Carriers are “extra-cautious” and are resisting installation of the FBI’s port reader software, an industry participant in the discussions said, in part because of the privacy and security risks of unknown surveillance technology operating on an sensitive internal network.

It’s “an interception device by definition,” said the industry participant, who spoke on condition of anonymity because court proceedings are sealed. “If magistrates knew more, they would approve less.” It’s unclear whether any carriers have installed port readers, and at least one is actively opposing the installation.

Use your heads, Americans.  Any source of privacy you thought you had is, essentially, gone forever — because you cannot put that genie back in the bottle.

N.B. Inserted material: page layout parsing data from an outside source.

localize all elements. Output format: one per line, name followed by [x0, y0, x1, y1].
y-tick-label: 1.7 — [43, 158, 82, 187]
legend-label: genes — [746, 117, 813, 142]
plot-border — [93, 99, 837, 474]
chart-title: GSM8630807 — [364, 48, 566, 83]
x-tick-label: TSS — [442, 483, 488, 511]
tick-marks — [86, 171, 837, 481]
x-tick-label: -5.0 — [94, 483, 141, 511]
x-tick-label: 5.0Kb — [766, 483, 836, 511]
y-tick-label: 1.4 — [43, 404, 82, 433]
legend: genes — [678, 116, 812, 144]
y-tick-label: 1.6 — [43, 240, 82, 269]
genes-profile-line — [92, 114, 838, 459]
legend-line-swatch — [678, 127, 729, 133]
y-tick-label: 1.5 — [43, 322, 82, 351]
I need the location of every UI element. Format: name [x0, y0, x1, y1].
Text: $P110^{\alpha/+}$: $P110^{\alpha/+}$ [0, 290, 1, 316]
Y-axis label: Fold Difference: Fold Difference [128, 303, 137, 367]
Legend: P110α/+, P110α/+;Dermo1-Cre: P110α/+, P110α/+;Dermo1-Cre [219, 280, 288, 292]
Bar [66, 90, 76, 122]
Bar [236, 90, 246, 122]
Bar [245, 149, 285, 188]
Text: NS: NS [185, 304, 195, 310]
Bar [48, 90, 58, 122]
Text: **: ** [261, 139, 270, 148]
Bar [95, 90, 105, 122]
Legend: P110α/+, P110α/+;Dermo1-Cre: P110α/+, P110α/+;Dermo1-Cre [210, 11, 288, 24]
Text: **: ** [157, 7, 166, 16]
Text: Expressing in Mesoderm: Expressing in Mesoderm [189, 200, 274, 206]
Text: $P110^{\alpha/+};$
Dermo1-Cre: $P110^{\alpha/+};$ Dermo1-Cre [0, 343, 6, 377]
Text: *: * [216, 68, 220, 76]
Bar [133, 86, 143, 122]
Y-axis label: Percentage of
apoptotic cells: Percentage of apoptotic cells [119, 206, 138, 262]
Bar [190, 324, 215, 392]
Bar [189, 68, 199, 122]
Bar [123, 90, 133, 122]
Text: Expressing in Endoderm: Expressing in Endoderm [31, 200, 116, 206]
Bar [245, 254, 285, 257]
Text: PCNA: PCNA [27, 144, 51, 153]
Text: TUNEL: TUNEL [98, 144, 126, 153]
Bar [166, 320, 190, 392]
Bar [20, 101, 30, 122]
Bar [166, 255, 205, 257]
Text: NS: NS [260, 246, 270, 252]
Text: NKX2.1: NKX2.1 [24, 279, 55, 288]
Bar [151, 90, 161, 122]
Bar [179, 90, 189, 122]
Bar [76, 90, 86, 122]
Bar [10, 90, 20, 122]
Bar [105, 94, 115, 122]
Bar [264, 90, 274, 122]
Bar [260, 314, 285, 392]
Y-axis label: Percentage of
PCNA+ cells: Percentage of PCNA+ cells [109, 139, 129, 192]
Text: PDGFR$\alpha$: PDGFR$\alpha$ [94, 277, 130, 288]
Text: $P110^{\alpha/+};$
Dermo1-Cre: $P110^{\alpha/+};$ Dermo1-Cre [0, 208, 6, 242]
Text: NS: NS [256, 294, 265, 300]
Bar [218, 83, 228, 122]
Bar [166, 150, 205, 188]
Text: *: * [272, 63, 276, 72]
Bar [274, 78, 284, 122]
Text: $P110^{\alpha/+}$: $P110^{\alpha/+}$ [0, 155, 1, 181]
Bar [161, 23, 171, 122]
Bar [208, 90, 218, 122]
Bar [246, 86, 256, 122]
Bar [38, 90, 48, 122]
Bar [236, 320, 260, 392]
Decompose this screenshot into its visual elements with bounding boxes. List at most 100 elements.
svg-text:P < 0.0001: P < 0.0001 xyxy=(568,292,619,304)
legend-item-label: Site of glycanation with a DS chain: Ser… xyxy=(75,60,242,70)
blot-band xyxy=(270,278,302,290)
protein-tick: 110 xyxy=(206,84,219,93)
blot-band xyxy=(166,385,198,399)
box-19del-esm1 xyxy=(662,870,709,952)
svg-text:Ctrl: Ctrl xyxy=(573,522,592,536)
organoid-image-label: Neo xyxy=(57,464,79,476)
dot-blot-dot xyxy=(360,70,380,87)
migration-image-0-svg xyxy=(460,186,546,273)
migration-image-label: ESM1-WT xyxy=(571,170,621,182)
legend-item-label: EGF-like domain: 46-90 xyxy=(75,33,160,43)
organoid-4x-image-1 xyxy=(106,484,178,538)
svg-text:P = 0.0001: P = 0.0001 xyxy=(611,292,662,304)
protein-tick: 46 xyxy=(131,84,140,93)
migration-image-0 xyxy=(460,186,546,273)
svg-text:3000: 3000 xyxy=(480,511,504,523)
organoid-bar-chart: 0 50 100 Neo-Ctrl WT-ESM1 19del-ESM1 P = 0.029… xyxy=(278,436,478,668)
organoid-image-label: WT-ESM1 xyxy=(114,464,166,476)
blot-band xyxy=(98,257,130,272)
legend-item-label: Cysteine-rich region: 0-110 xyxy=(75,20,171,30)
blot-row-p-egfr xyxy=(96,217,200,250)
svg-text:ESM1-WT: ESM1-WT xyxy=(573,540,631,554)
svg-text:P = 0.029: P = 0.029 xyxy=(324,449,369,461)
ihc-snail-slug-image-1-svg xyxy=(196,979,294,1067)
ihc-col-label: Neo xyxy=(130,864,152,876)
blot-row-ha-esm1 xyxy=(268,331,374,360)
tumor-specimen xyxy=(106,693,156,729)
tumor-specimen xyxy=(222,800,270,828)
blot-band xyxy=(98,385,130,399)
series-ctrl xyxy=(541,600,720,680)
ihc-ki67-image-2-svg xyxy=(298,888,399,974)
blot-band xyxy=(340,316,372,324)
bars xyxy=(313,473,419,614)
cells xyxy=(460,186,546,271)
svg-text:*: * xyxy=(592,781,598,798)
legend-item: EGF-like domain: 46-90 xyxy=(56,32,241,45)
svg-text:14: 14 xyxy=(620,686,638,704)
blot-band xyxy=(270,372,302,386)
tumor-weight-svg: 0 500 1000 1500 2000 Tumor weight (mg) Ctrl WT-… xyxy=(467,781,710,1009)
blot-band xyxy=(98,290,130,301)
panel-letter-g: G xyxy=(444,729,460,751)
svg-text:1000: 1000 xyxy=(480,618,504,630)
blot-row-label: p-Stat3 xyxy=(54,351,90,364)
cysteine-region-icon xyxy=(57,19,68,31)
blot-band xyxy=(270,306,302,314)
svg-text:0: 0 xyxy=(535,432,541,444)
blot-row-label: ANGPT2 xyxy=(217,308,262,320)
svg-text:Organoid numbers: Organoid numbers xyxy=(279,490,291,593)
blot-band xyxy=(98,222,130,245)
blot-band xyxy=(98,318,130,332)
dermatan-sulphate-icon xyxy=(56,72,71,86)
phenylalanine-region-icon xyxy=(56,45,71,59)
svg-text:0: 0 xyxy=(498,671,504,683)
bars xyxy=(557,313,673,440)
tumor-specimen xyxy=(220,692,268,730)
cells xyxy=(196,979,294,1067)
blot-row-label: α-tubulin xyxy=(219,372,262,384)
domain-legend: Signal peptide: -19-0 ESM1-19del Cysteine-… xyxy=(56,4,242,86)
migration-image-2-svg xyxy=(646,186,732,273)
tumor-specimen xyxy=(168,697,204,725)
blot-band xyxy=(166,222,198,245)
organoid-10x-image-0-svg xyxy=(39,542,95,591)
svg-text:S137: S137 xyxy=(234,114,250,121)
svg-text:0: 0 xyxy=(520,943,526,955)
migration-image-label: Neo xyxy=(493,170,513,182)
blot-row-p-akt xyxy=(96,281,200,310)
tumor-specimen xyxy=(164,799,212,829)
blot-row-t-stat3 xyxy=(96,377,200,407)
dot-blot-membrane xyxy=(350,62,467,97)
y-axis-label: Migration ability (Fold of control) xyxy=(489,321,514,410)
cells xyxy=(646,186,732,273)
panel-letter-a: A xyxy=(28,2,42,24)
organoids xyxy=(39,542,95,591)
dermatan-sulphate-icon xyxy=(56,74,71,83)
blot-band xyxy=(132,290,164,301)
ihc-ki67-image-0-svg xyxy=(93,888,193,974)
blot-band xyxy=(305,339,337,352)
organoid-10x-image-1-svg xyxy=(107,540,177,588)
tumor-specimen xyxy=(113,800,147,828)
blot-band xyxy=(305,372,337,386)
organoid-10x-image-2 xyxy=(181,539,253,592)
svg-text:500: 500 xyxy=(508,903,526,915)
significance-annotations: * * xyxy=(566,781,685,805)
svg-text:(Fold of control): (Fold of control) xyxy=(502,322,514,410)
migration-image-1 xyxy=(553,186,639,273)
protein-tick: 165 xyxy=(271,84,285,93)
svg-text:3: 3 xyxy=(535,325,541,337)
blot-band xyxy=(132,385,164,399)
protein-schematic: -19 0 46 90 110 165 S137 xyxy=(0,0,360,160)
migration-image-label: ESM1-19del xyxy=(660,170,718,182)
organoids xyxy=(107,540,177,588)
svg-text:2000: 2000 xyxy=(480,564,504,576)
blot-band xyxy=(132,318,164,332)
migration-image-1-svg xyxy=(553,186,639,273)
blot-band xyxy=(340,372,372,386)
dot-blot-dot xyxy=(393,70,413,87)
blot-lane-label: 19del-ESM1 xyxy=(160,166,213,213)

Your cellular phone calls are monitored and stored.  Your e-mails are monitored and stored.  Your terrestrial calls are monitored and stored.  Your movements are tracked and traced via OnStar, Sirius and other subscriptive elements in your vehicle.  Newer vehicles have “black boxes” similar to those of aircraft (though not yet quite as sophisticated).  Insurance companies want you to have a device similar to that of Progressive’s Snapshot installed in your car; now it’s voluntary.  Soon it will be mandatory.

You are captured, thousands of times daily, on video and cameras if you live in an urban or suburban territory.  Bank on it.  In Russia, most vehicles themselves have dashcams.  Police agencies have LPR and face recognition systems — I know that because — obviously, to those who read me — I’m a cop.

Every store, every theater, every retail outlet wants you to subscribe to and utilize “their own cards,” so that they can sift you and sort you for your information, then direct-sell you.  Every keystroke on your computer can be logged, your phone can be made to listen to you and the RFID chip in your credit card can be stolen.

The more you embrace the digital world, the less privacy you have.  Plain and simple.  It’s why Russian intelligence agencies are going back to manual typewriters.  I hope you don’t think that’s something I made up; it is not.

Disarm Americans, remove their freedoms — and in some cases sell those freedoms back to them — then disable the rest of their tawdry and outdated little niggling Bill of Rights.  There’s your Utopian Leftist/Demorat Master Plan.  Think: Cloward-Piven.

Some day, this is all going to explode.

This nation is on the cusp of losing itself and its Bill of Rights forever.

And when that explosion comes — well, it won’t be pretty.